Your enjoyment of Flesh will depend on your tolerance for B-grade entertainment. The comic isn’t brimming with complex characters or logical plot development. The black-and-white art can be downright ugly at times. But if you are in the mood for senseless dinosaur violence, then Flesh delivers. The first arc is by far the best of the three, being a not-so-subtle commentary on consumerism and the exploitation of native peoples, with the dinosaurs standing in as the “Indians” in what is essentially a cowboys and Indians story. (The series creator, Pat Mills, acknowledges this in the introduction to the graphic novel.) The latter two arcs largely rehash the story of the first.
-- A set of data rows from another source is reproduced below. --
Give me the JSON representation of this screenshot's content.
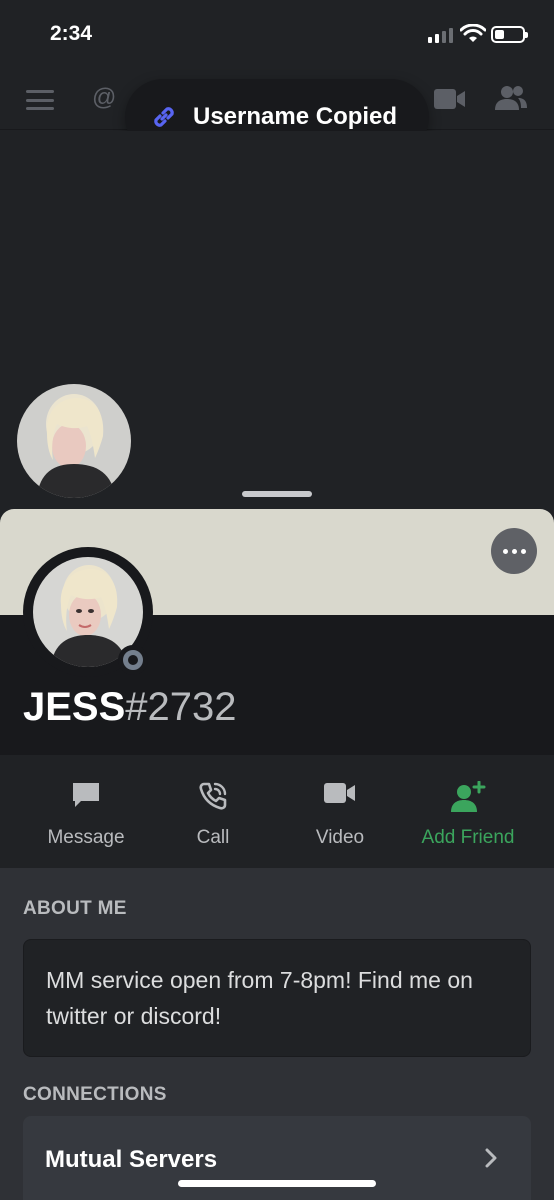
{
  "status_bar": {
    "time": "2:34",
    "battery_level": 0.35
  },
  "toast": {
    "text": "Username Copied",
    "icon": "link-icon",
    "accent": "#5865f2"
  },
  "top_nav": {
    "icons": [
      "hamburger-icon",
      "at-icon",
      "video-icon",
      "people-icon"
    ]
  },
  "profile": {
    "name": "JESS",
    "tag": "#2732",
    "banner_color": "#d9d8cd",
    "status": "offline"
  },
  "actions": [
    {
      "label": "Message",
      "icon": "message-icon"
    },
    {
      "label": "Call",
      "icon": "phone-icon"
    },
    {
      "label": "Video",
      "icon": "video-icon"
    },
    {
      "label": "Add Friend",
      "icon": "add-friend-icon",
      "color": "#3ba55d"
    }
  ],
  "about": {
    "title": "ABOUT ME",
    "text": "MM service open from 7-8pm! Find me on twitter or discord!"
  },
  "connections": {
    "title": "CONNECTIONS",
    "mutual_servers_label": "Mutual Servers"
  }
}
Flesh provided me a few evenings of mindless entertainment, so I have no regrets purchasing the book even though I probably won’t revisit it in the future.

Trivia

  • Old One Eye, the anti-hero of the first arc, is the mother of the Judge Dredd villain Satanus, a Tyrannosaurus rex that rules a park populated with cloned dinosaurs. Interestingly, 2000AD used this plot device roughly 12 years before Michael Crichton published Jurassic Park.
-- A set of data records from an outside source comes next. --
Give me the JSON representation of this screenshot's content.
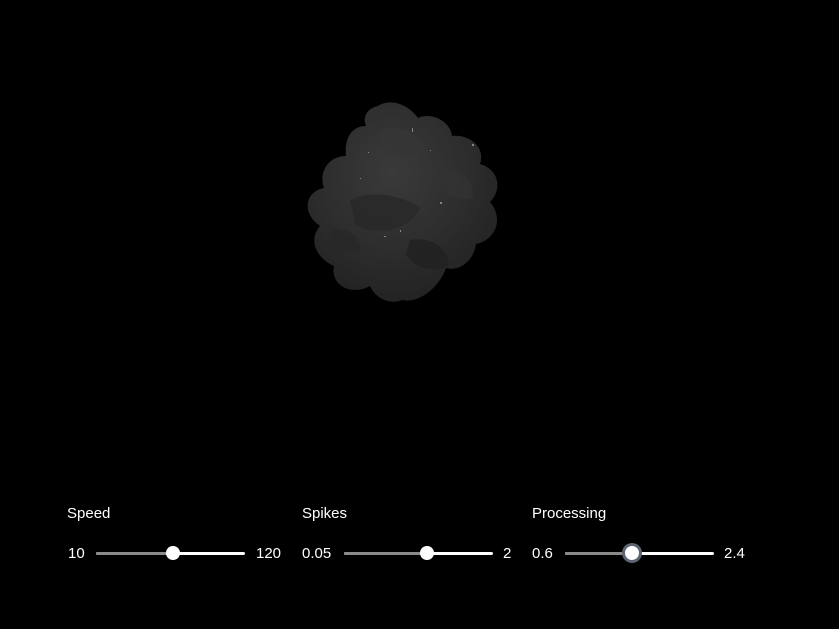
{
  "scene": {
    "background": "#000000",
    "object": "blob"
  },
  "controls": [
    {
      "label": "Speed",
      "min_label": "10",
      "max_label": "120",
      "value_fraction": 0.52,
      "focused": false
    },
    {
      "label": "Spikes",
      "min_label": "0.05",
      "max_label": "2",
      "value_fraction": 0.56,
      "focused": false
    },
    {
      "label": "Processing",
      "min_label": "0.6",
      "max_label": "2.4",
      "value_fraction": 0.45,
      "focused": true
    }
  ],
  "colors": {
    "track_active": "#ffffff",
    "track_inactive": "#8a8a8a",
    "thumb": "#ffffff",
    "thumb_focus_ring": "#5b6470",
    "blob": "#2d2d2d"
  }
}
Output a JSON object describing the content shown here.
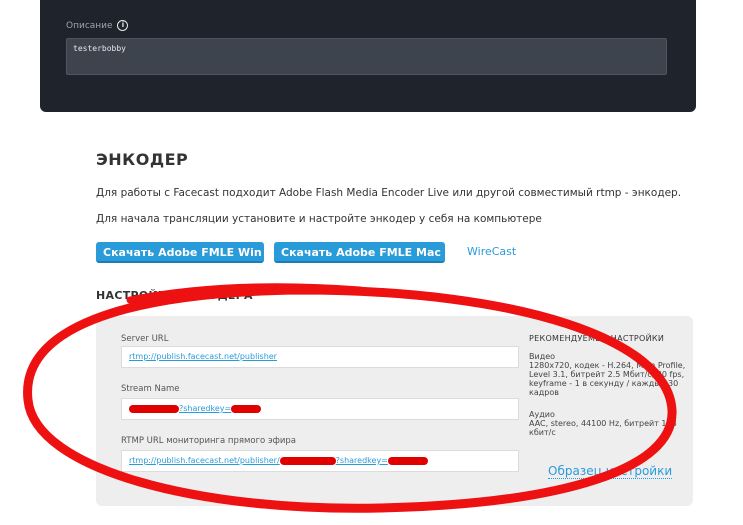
{
  "description": {
    "label": "Описание",
    "value": "testerbobby"
  },
  "encoder": {
    "title": "ЭНКОДЕР",
    "line1": "Для работы с Facecast подходит Adobe Flash Media Encoder Live или другой совместимый rtmp - энкодер.",
    "line2": "Для начала трансляции установите и настройте энкодер у себя на компьютере",
    "btn_win": "Скачать Adobe FMLE Win",
    "btn_mac": "Скачать Adobe FMLE Mac",
    "wirecast": "WireCast"
  },
  "settings": {
    "title": "НАСТРОЙКИ ЭНКОДЕРА",
    "server_url_label": "Server URL",
    "server_url": "rtmp://publish.facecast.net/publisher",
    "stream_name_label": "Stream Name",
    "stream_name_suffix": "?sharedkey=",
    "monitor_label": "RTMP URL мониторинга прямого эфира",
    "monitor_url_prefix": "rtmp://publish.facecast.net/publisher/",
    "monitor_url_mid": "?sharedkey=",
    "recommended_title": "РЕКОМЕНДУЕМЫЕ НАСТРОЙКИ",
    "video_label": "Видео",
    "video_text": "1280x720, кодек - H.264, Main Profile, Level 3.1, битрейт 2.5 Мбит/с, 30 fps, keyframe - 1 в секунду / каждые 30 кадров",
    "audio_label": "Аудио",
    "audio_text": "AAC, stereo, 44100 Hz, битрейт 128 кбит/с",
    "sample_link": "Образец настройки"
  },
  "colors": {
    "accent": "#2a9bd9",
    "dark_panel": "#1f242c",
    "redaction": "#e00000"
  }
}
  • Old One Eye appears as a character in the 2017 board game Escape from 100 Million B.C., where she is the most powerful dinosaur players can encounter.
  • BoardGameGeek notes that a Flesh card game was produced, with the cards printed over four issues in the original comic.
  • The series writers are Pat Mills, Ken Armstrong, Studio Giolitti, Kevin Gosnell, and Geoffrey Miller. The artists are Boix, Ramon Sola, Felix Carrion, Massimo Belardinelli, Rufus Dayglo, James McKay, and Kevin O’Neill.